Stage 1: Blinded: In the blinded stage, the first decline stage identified by Weitzel and Jonsson, organizations are unable to recognize the internal or external forces and problems that threaten their long-term survival. The most common reason for this blindness is that organizations do not have in place the monitoring and information systems they need to measure organizational effectiveness and to identify sources of organizational inertia. At this stage, a remedial action is to gain access to good information and effective top managers who are able to react quickly and put in place the right strategies and structures can stop the decline and put the organization back on its growth path.

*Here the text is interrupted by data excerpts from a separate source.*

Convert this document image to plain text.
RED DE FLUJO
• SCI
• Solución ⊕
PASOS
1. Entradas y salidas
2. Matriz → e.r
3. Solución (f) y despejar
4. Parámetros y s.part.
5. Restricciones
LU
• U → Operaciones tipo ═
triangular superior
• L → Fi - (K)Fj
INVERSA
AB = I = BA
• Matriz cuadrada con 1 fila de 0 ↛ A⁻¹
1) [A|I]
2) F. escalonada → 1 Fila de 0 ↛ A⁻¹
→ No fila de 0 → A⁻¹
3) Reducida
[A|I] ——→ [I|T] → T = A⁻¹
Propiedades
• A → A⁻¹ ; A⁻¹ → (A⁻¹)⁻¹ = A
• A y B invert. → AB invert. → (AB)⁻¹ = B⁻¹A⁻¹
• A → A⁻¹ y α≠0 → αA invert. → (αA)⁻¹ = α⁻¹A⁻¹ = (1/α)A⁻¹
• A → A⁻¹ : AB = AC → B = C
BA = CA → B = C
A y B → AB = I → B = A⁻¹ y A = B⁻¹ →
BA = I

Stage 2: Inaction: If an organization does not realize it is in trouble in the blinded stage, its decline advances to the inaction stage. In this stage, despite clear signs of deteriorating performance such as falling sales or profits, top managers make little attempt to correct problems. This failure to act may be because managers are misinterpreting available information. At this stage managers must take major steps to stop decline, such as by downsizing and laying off employees or by scaling back the scope of their operations.

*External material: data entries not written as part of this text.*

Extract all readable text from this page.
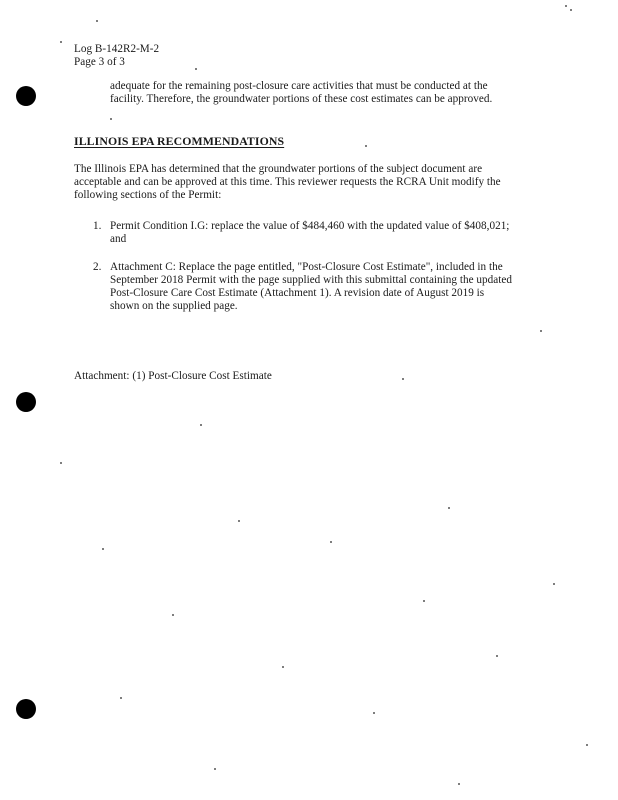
Log B-142R2-M-2
Page 3 of 3
adequate for the remaining post-closure care activities that must be conducted at the
facility. Therefore, the groundwater portions of these cost estimates can be approved.
ILLINOIS EPA RECOMMENDATIONS
The Illinois EPA has determined that the groundwater portions of the subject document are
acceptable and can be approved at this time. This reviewer requests the RCRA Unit modify the
following sections of the Permit:
1. Permit Condition I.G: replace the value of $484,460 with the updated value of $408,021;
and
2. Attachment C: Replace the page entitled, "Post-Closure Cost Estimate", included in the
September 2018 Permit with the page supplied with this submittal containing the updated
Post-Closure Care Cost Estimate (Attachment 1). A revision date of August 2019 is
shown on the supplied page.
Attachment: (1) Post-Closure Cost Estimate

Stage 3: Faulty action: If managers fail to halt decline at the inaction stage, the organization moves into the faulty action stage. Problems continue to multiply despite corrective action. Managers may have made the wrong decisions because of conflict in the top-management team, or they may have changed too little too late because they feared that a major reorganization might do more harm than good. Very often, an organization reaches the faulty-action stage because managers become overly committed to their present strategy and structure and fear changing them even though they are clearly not working to halt the decline. Radical structural and strategic changes are necessary to turn the company around at this stage.
Stage 4: Crisis: By the time the crisis stage has arrived, only radical top-down changes to an organization's strategy and structure can stop a company's rapid decline and increase its chances of survival. An organization in the crisis stage has reached a critical point in its history, and the only chance of recovery is a major reorganization that will very likely change the very nature of its culture forever.
Stage 5: Dissolution: When an organization reaches the dissolution stage, it cannot recover, and decline is irreversible. At this point, the organization has lost the support of its stakeholders, and its access to resources shrivels as its reputation and markets disappear. At this stage, organizations should focus their resources on a narrower range of products and markets. If an organization cannot adapt to a changing environment, it generally faces organizational death.